Polymorphic sites in genomic DNA were analyzed by high-throughput site-specific TaqMan assays. The primers, probes, and assay conditions were developed at Albany Molecular Research Inc., Bothell, Wash. Molecular probes were designed to specifically determine SNP sites that we had previously identified by conventional sequencing (18) and listed in Table 1. The six sites that were assayed included sites 322 (−379), 668 (−44), 692 (−20), 1654 (V37I), 1741(C66S), 1836 (polyadenylation site). Numbering is in accordance with GenBank accession nos. U50930 and U50931; the information in parentheses refers to the position relative to the beginning of the protein sequence (ATG) start site or to the altered amino acid. The primers and PCR conditions used for amplification by the TaqMan assays are listed in Table 1. The 7700 sequence detection system (Perkin-Elmer, Foster City, Calif.), a 96-well, laser and fiber optic reading instrument, was used for high-throughput analysis of genomic DNA samples. Fluorophores VIC (a proprietary fluorescent reporter dye) and 6-carboxyfluorescein (FAM) and a quencher (6-carboxy-N,N,N′,N′-tetramethylrhodamine [TAMRA]) were incorporated into the specific wild-type VIC and mutant FAM probes for SNP determination.

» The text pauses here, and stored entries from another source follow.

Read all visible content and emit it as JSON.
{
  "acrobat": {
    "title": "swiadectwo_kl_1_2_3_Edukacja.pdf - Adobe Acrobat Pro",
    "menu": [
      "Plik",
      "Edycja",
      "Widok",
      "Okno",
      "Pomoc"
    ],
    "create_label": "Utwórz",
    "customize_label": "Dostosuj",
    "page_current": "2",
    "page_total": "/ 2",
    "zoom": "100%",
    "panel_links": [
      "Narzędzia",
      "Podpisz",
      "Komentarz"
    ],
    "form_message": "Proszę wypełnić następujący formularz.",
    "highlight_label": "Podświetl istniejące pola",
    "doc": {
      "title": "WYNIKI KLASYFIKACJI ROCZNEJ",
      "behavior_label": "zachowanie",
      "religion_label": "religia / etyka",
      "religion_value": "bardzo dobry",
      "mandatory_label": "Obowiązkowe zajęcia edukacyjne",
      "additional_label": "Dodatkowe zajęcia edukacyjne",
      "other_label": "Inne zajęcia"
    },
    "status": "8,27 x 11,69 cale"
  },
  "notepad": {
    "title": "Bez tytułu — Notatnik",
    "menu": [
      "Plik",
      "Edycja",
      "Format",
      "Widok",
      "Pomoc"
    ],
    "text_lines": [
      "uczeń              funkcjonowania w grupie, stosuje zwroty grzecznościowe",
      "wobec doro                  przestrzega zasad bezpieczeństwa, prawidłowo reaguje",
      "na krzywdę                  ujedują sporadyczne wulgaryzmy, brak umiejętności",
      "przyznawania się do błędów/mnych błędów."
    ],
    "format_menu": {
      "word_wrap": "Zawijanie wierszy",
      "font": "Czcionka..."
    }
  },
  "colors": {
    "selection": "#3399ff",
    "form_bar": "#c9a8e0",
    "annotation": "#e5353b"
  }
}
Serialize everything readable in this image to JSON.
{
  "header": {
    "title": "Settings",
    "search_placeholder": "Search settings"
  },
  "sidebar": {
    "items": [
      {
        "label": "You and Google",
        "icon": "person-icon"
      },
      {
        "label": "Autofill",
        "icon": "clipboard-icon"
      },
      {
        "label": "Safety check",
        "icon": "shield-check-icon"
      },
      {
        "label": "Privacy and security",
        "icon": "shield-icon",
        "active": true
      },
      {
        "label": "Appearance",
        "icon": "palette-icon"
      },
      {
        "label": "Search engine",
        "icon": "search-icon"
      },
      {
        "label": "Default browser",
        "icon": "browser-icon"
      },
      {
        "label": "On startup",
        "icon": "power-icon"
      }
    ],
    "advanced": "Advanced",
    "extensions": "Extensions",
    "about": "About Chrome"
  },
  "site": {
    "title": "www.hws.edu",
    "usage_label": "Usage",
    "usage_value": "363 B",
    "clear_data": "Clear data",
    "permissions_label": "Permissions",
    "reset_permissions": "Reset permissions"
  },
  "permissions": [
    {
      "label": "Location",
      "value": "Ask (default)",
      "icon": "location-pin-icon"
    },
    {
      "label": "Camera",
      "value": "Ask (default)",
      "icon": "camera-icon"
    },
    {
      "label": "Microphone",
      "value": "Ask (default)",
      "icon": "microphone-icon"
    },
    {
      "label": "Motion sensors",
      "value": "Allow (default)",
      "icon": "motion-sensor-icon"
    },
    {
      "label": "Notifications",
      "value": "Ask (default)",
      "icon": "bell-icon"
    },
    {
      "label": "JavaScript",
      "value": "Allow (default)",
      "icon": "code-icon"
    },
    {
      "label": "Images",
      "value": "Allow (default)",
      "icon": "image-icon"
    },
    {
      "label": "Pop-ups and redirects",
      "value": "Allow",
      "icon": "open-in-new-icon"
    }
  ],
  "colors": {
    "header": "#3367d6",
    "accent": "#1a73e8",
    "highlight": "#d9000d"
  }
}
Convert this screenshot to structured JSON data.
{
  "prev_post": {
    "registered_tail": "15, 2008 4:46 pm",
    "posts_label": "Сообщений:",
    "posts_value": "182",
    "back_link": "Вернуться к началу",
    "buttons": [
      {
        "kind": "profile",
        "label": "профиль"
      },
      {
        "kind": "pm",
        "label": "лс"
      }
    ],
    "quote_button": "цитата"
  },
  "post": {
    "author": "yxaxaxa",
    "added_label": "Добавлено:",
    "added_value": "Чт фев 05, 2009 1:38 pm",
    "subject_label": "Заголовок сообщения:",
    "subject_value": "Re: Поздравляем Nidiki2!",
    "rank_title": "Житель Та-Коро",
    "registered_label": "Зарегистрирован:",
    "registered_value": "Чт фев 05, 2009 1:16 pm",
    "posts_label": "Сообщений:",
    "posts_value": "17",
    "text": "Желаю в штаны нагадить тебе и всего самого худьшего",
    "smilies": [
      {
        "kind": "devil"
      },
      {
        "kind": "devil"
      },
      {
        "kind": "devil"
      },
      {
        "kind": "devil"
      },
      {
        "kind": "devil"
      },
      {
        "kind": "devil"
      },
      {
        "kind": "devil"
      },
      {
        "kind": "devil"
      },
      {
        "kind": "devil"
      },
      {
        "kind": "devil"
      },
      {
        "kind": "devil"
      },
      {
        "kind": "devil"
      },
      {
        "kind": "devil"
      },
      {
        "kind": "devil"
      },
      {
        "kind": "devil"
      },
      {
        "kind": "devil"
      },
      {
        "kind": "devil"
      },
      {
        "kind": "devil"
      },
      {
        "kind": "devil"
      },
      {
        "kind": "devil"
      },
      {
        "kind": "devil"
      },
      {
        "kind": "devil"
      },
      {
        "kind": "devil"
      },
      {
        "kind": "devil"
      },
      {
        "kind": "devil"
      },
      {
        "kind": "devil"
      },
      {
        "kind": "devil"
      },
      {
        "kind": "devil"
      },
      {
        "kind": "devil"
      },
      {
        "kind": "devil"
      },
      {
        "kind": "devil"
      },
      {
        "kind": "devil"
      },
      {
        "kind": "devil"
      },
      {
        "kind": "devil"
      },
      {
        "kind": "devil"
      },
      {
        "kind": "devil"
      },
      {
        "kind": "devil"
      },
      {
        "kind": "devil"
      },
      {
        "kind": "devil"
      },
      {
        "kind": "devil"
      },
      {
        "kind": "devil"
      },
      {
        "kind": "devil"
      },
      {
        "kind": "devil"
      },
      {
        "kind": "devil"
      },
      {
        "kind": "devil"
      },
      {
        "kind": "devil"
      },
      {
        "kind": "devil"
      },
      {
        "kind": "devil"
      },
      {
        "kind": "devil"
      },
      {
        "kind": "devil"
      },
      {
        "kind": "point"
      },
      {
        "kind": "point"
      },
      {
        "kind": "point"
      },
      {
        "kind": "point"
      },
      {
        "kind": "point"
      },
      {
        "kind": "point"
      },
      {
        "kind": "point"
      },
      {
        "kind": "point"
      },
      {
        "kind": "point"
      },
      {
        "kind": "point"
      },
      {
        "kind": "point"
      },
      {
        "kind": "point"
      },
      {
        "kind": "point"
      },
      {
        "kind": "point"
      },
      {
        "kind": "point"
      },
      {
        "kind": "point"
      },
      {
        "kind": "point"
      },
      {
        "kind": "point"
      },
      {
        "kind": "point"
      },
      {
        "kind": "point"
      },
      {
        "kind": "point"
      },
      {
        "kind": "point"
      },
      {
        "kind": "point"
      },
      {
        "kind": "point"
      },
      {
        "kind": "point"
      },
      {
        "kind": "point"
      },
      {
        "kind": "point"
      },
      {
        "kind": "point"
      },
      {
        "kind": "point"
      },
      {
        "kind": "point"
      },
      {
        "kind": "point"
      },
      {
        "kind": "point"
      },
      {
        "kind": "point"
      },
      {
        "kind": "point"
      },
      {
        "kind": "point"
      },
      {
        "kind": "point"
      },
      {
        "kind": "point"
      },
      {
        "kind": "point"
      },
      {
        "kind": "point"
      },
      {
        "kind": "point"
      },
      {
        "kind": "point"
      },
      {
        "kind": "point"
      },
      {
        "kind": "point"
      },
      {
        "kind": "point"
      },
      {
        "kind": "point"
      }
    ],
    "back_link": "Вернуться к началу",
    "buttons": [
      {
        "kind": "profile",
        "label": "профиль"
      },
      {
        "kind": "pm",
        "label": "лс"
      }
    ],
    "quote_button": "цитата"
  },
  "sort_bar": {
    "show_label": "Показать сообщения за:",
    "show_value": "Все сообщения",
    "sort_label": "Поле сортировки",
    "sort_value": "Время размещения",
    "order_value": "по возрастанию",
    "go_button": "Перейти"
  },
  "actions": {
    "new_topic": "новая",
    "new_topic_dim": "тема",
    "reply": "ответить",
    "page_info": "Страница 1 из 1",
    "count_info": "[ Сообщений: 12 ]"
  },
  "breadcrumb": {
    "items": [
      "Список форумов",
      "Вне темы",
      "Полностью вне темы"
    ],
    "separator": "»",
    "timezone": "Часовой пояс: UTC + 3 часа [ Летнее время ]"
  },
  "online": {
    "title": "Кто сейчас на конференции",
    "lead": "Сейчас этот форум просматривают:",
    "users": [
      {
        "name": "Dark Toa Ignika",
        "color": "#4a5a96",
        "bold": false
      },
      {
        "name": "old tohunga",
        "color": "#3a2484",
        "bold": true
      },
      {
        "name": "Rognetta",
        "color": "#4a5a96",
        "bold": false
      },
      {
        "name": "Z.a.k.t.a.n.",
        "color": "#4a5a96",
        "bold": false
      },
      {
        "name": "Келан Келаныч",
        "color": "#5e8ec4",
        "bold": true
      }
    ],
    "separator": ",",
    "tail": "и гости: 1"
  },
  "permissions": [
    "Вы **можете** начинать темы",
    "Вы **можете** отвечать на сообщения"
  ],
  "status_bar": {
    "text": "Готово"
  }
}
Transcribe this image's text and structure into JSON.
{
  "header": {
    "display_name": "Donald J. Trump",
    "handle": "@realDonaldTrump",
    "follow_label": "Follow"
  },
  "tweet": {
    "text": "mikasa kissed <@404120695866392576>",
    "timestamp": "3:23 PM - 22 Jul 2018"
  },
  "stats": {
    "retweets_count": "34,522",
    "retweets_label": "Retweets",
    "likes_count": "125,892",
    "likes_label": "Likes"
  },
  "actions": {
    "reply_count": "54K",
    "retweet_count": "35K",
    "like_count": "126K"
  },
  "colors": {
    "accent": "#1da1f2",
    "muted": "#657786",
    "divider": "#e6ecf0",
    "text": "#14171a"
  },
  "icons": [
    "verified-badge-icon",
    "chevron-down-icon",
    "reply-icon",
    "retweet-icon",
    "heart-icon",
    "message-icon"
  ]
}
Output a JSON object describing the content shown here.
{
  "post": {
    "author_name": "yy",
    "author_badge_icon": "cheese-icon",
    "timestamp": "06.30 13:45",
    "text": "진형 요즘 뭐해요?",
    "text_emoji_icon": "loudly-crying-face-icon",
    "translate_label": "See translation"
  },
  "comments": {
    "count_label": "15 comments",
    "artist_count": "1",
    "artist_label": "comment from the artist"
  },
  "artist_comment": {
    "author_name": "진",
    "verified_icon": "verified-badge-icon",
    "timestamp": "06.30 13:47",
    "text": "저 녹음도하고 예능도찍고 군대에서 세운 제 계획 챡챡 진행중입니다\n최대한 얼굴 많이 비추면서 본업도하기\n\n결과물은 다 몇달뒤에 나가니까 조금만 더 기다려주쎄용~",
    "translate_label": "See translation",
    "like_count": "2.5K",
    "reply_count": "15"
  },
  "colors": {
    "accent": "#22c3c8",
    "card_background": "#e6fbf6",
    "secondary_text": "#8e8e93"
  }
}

The TaqMan 5′ nuclease assay is a homogeneous technique for determination of nucleotide mutations or polymorphisms (34). This assay is based upon the binding of a fluorescence-labeled probe to the specific single-stranded DNA segment that contains the SNP site. The fluorescent probe is nonfluorescing when it is in close proximately to the quencher (Förester resonance energy transfer). When the tag (probe) is freed from the primer, a characteristic fluorescent signal is detectable and the quenching effects are negated. The use of an exonuclease in the amplification reaction releases the fluorescent label if binding occurs, and the resultant signal is determined as a function of the allele sequence.

TABLE 1.

Primers, probes, and conditions for hBD-1 SNP TaqMan assays^a

SNP and primers and probesb	Sequencec	Tm (°C)	PCR conditions; amplican size (Tm)
SNP 322 (−379) (T→A)
322 F primer	5′-CAAGGGAAGAGGGTGAAGTTTGAG-3′	60.2	50°C for 2 min. 95°C for 10 min. and 40 cycles of 95°C for 15 s and 64°C for 1 min; 174 bp (78.2°C)
322 R primer	5′-TGATGGGGTTTCTGGAACAGGC-3′	59.6
322 WT probe	5′-CAGAGCTTCCCTGTGGCTCTCC-3′	67.0
322 MUT probe	5′-CAGAGCTTCCCAGTGGCTCTCC-3′	67.0
SNP 668 (−44) (C→G)
668 F primer	5′-GACGAGGTTGTGCAATCCACCAG-3′	60.2	50°C for 2 min, 95°C for 10 min, and 40 cycles of 95°C for 15 s and 64°C for 1 min; 156 bp (77.9°C)
668 R primer	5′-GCAGAAGGTAGGAAGTTCTCATGGCG-3′	62.2
668 WT probe	5′-AGCCAGCCTCTCCCCAGTTCC-3′	68.3
668 MUT probe	5′-AGCCAGCGTCTCCCCAGTTCC-3′	66.3
SNP 692 (−20) (A→G)
692 F primer	5′-GACGAGGTTGTGCAATCCACCA-3′	60.2	50°C for 2 min, 95°C for 10 min, and 40 cycles of 95°C for 15 s and 62°C for 1 min, 156 bp (77.9°C)
692 R primer	5′-GCAGAAGGTAGGAAGTTCTCAT-3′	62.2
692 WT probe	5′-TGGCAGGCAACACTCAGGATTTC-3′	67.8
692 MUT probe	5′-TGGCAGGCAACACCCAGGAT-3′	68.3
SNP 1654 (G→A) V371
1654 F primer	5′-CGTTGCAGCTACAAGCCATGAGTC-3′	59.8	50°C for 2 min, 95°C for 10 min, and 40 cycles of 95°C for 15 s and 62°C for 1 min; 157 bp (75.2°C)
1654 R primer	5′-TGAATTTTGGTAAAGATCGGGCAGG-3′	61.1
1654 WT probe	5′-CAATTGCGTCAGCAGTGGAGG-3′	66.3
1654 MUT probe	5′-CAATTGCATCAGCAGTGGAGGG-3′	67.2
SNP 1741 (T→A) C66S
1741 F primer	5′-TTCTGCCTGCCCGATCTTTACC-3′	59.1	50°C for 2 min, 95°C for 10 min, and 40 cycles of 95°C for 15 s and 62°C for 1 min; 107 bp (73.5°C)
1741 R primer	5′-TTTCACTTCTGCGTCATTTCTTCTGG-3′	59.7
1741 WT probe	5′-CCAAGTGCTGCAAGTGAGCTGAG-3′	66.8
1741 MUT probe	5′-CCAAGTGCAGCAAGTGAGCTGAG-3′	66.8
SNP 1836 (A→G) poly A site
1836 F primer	5′-GCTGAGAGTGACCAGAAGAAATGACG-3′	60.4	50°C for 2 min, 95°C for 10 min, 40 cycles of 95°C for 15 s and 62°C for 1 min; 164 bp (71.5°C)
1836 R primer	5′-AACCCATGCACCCTAACCCCC-3′	60.5
1836 WT probe	5′-CTTTTGAAGTATACCTCCTTTGGGCC-3′	65.0
1836 MUT probe	5′-CTTTTGAAGTGTACCTCCTTTGGGC-3′	65.2

^aAbbreviations: T_m, melting temperature; WT, wild type; MUT, mutant.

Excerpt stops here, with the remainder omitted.